The most widely used method of reducing the coagulation properties of blood in acute form of the DIC syndrome is replacement therapy. For this purpose, "warm" donor and fresh blood citrate, dry native and antihemophilic plasma are used. Blood is poured in initial doses up to 500 ml. After evaluating the effect of blood transfusion, the blood infusion is repeated. A dry, native and / or anti-hemophilic plasma is used in a total amount of 250-500 ml. It is recommended to take into account the content of fibrinogen in all injections: in "warm" donor blood - in antigemofilnoy plasma - 4 g / l, in dry plasma - 1 g / l, cryoprecipitate - 10-21 g / l.
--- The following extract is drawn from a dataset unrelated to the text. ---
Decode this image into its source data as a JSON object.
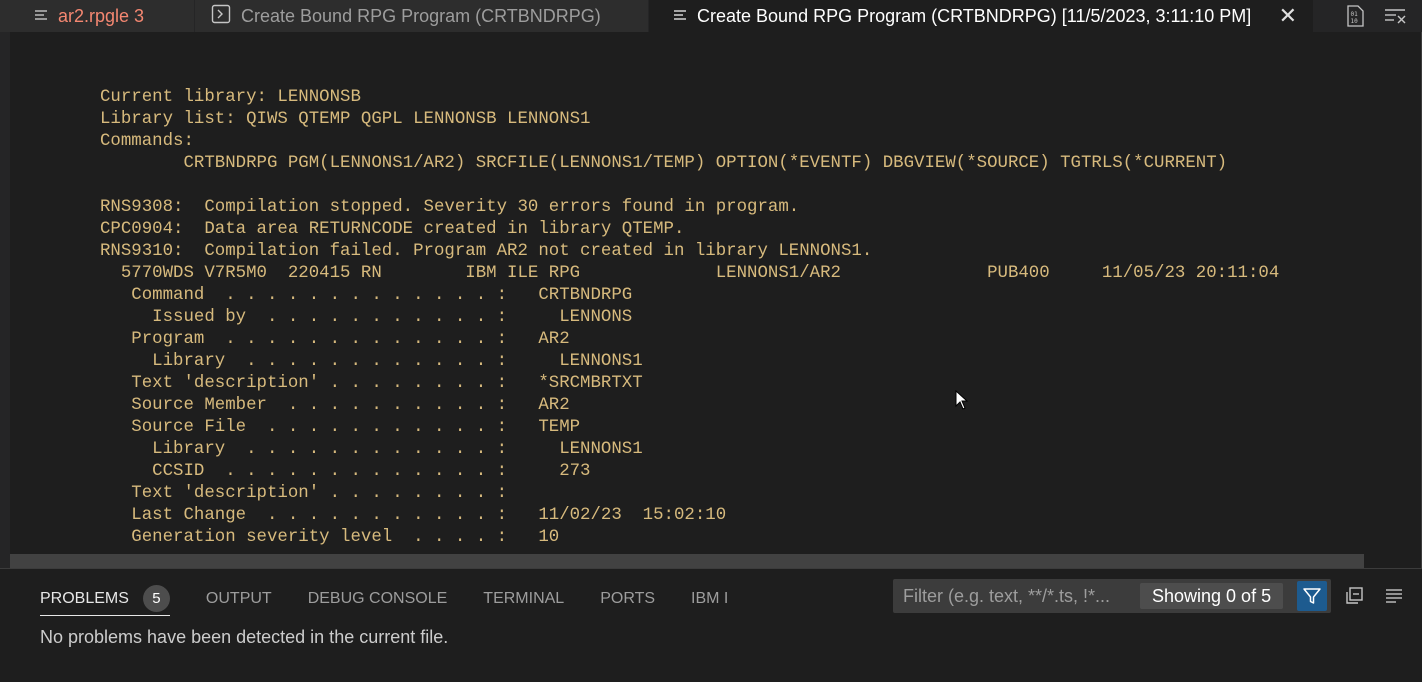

Elimination of acute manifestations of the DIC syndrome should not serve as a signal to the end of intensive care. During the rehabilitation period, it is necessary to continue treatment aimed at eliminating possible manifestations of renal and hepatic insufficiency, correction of respiratory disorders, restoration of protein and electrolyte homeostasis, and prevention of infectious complications.